How To Use Power Sanders Safely & Effectively

After spending hours cutting, drilling and carving to precision it can often seem a bit of an anti-climatic chore when it comes to the necessity of sanding down wooden components. Achieving a perfect all over finish without sanding burns or uneven edges can be at best frustrating and a worst infuriating without the proper equipment or knowledge; but the good news is that power sanders can provide a massive help. There’s three main types of power tool sanders that should be a part of every home carpenters collection – belt, orbital and random-orbital. They each provide specific functions and require different techniques, so without further ado let’s run through them:

1) Belt Sanders

Power SanderThese are the old-school heavyweights of the wood sanding world, and should be the go to tool when dealing with rough and tough sanding projects. What they lack in precision and sophistication they make up for consistent power and it’s essential to understand how to use these power sanders correctly as otherwise they can cause damage to the wood and leave uneven impressions upon the surface. Belt sanders need to be in constant motion parallel to the grain in order to avoid scratching and bumps – start of with a thicker belt (also great for removing old paint/primer etc) and gradually work down to a finer finish. There’s no need to apply pressure as the weight of the tool will provide plenty – just remember it’s good advice to gain practice and/or instruction in using a belt sander before using it on an important project.

2) Orbital Sanders

Almost the exact opposite of a belt sander, an orbital sander is a far more passive and easy to use device that is ideal for applying a smooth finish yet isn’t going to stand up well to tougher tasks. These are ideal for the novice who is only conducting small scale projects with virgin/high quality wood and typically much cleaner and quieter too. They can be used one handed and even the most inexperienced user will be unlikely to damage the wood provided they follow the basics.

3) Random-Orbit Sanders

Probably the best sander for general all-purpose use being a comfortable middle ground between the power of the belt sander and the utility of the orbital sander.
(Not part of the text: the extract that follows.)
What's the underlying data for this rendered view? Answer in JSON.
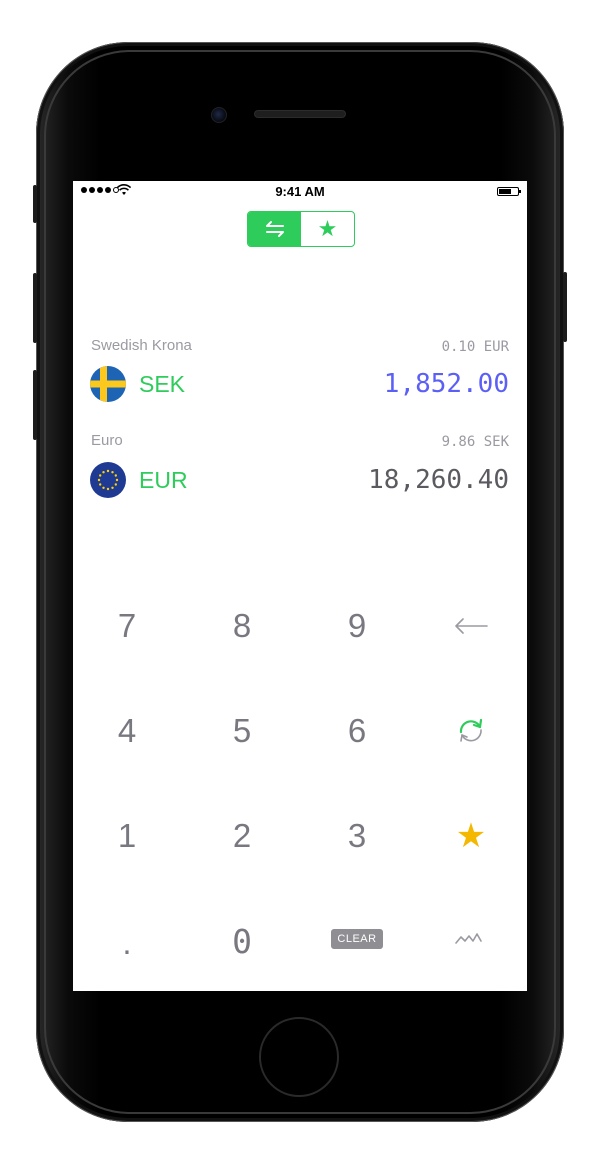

The random orbit sander is capable of handling tougher surfaces thanks to using a multitude of spinning discs that also vibrate (unlike standard orbital sanders) leading to an overall smoother and cleaner finish. Generally they are designed to be used one handed but there are many different models that use discs of a variety of sized discs. It’s good to look for models that allow for both the use of (cheaper) Pressure Sensitive abrasive grinding discs as well as (more expensive but faster and superior) Velcro ‘hook and loop’ discs for larger tasks.